Светлый фон

Прочтя сообщение о защите диссертации, Ева, кроме всего прочего, в какую-то особенно горькую минуту подумала: «Неужели же он не мог найти другое время и более подходящее место для защиты диссертации!» Мысль эта тоже была в какой-то мере в духе времени. И, по правде говоря, не хотела бы она встретить его, Андрея, такого… такого «забронированного» и «незаменимого для науки», здесь, в глубоком тылу, в то время, когда… Она тогда еще совсем ничего не знала о нем, о том, что он в Китае, кем работает. Фамилия Андрея начала появляться в газетах значительно позднее, под самый конец войны и после войны. А тогда… Она, хоть и на один миг, засомневалась. Правда, сразу же и пристыдила себя. Не хотелось верить, и не поверила: ведь это еще ни о чем не говорит, ведь мог он быть уже сотни раз раненным, стать инвалидом. А она…

Жизненные пути ее не раз еще перекрещивались с путями Андрея, хотя никогда уже так близко. И на каждом таком перекрестке его видно уже было отовсюду, а она оставалась незаметной. Поэтому он об этом не догадывался, а она узнавала о нем с каждым разом все больше и больше и имела возможность таким образом проследить весь его жизненный путь, по крайней мере в главном. Она уже просто не могла не думать о нем, пусть даже непроизвольно, пусть без сожаления или горечи…

Вот хотя бы и в Мукдене, теперешнем Шеньяне. В далеком сорок пятом.
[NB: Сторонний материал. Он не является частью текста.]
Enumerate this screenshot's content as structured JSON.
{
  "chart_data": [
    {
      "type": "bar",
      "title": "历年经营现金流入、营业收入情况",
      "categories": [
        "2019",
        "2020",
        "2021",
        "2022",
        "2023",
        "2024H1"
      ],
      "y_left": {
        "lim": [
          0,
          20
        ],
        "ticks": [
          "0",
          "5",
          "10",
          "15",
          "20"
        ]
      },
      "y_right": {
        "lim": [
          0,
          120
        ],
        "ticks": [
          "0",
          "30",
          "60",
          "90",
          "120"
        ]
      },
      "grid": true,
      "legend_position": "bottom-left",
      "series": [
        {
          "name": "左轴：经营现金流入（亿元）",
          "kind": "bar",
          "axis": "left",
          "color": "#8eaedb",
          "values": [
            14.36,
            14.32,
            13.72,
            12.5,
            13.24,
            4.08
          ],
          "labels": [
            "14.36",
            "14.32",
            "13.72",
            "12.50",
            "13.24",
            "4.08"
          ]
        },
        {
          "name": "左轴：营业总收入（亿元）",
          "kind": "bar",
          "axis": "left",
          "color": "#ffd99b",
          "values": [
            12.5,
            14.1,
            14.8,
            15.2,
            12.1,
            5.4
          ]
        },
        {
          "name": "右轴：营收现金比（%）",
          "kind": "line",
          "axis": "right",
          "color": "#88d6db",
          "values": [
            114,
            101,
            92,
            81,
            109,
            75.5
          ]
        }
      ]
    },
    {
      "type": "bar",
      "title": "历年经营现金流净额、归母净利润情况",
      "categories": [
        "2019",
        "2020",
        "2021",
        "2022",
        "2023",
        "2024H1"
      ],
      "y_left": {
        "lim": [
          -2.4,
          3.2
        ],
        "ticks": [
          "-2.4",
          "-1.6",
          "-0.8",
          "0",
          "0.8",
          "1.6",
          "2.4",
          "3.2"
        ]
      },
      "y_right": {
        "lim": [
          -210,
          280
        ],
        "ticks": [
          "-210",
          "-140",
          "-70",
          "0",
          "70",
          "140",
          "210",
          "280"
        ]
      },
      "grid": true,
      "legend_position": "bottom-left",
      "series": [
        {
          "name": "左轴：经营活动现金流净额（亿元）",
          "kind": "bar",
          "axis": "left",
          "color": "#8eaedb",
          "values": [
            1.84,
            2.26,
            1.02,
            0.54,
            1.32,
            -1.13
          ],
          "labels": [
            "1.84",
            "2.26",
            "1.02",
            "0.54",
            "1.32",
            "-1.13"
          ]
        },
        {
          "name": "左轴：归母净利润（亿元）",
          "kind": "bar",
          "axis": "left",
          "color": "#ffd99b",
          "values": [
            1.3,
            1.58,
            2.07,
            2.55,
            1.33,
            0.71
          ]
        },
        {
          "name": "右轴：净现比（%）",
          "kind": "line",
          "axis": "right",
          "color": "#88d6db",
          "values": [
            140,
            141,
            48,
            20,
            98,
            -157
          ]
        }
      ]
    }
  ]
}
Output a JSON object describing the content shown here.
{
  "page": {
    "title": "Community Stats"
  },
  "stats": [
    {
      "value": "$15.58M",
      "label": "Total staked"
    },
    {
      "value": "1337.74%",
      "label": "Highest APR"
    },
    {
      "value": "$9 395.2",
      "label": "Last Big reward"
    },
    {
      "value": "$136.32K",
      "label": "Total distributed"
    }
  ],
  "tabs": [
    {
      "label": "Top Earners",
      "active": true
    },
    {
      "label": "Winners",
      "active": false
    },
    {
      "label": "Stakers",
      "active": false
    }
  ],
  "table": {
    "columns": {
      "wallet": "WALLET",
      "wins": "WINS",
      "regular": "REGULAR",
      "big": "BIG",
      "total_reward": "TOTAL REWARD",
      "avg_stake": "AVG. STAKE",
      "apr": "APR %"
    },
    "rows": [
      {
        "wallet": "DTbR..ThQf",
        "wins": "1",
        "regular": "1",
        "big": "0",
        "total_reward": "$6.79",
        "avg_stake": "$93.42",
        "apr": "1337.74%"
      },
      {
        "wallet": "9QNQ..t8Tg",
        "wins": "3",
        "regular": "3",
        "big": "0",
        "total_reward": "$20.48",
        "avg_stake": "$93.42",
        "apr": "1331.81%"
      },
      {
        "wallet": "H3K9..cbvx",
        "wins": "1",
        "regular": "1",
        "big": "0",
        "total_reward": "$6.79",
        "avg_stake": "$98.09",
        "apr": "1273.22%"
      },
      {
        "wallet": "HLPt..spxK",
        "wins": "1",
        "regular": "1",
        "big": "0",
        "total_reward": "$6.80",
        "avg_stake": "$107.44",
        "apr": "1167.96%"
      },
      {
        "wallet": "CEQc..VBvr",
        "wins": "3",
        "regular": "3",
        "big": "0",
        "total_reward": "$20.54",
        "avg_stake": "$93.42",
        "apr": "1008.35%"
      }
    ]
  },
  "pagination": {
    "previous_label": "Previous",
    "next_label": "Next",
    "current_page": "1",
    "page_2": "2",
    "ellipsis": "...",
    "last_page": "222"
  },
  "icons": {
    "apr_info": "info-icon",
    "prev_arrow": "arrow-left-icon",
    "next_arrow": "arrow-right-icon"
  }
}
Город был взят советскими войсками с ходу, неожиданно для его жителей и для японских войск. Воздушно-десантное подразделение Советской Армии упало на Мукденский аэродром 17 августа, в самом деле как гром среди ясного неба, захватив, кроме всего прочего, как сомнительный военный трофей, японскую марионетку — последнего китайского императора династии Цинь — Пу И, с родней, свитой и японскими генералами Иосиока и Хасимото в придачу. Большой, многоязычный, многолюдный город бурлил пьянящей смесью радостного подъема, страха, растерянности и ошеломления. Улицы полнились толпами китайских рабочих — кули, пришлых крестьян, рикш с велосипедами, стайками смуглой, шумной, полуголой и веселой детворы, которая просто облепляла каждую маршевую часть, каждую машину и чуть ли не каждого советского солдата. Дети с милым птичьим щебетом, жестами и улыбками выпрашивали красноармейские звездочки, пуговицы, папиросы. Вдоль тротуаров переступали с ноги на ногу возле своих закрытых или, наоборот, широко открытых лавочек целые семьи торговцев — японских, китайских и русских, бывших белогвардейцев. Встречались уже на улицах китайские красные формирования, куда-то перегоняли колонны японских военнопленных, грохотали по мостовой моторизованные и танковые советские войска. Были пышные осенние цветы и ненависть, радостные улыбки и слезы страха, испуг и радость. Лавочники с красными ленточками на груди наперебой приглашали настороженных советских бойцов в свои магазинчики, а рикши настойчиво предлагали покатать на своих трехколесных велосипедах. Всюду развевались на ветру красные и белые флажки, свисали со стен домов узкие длинные полотнища с иероглифами.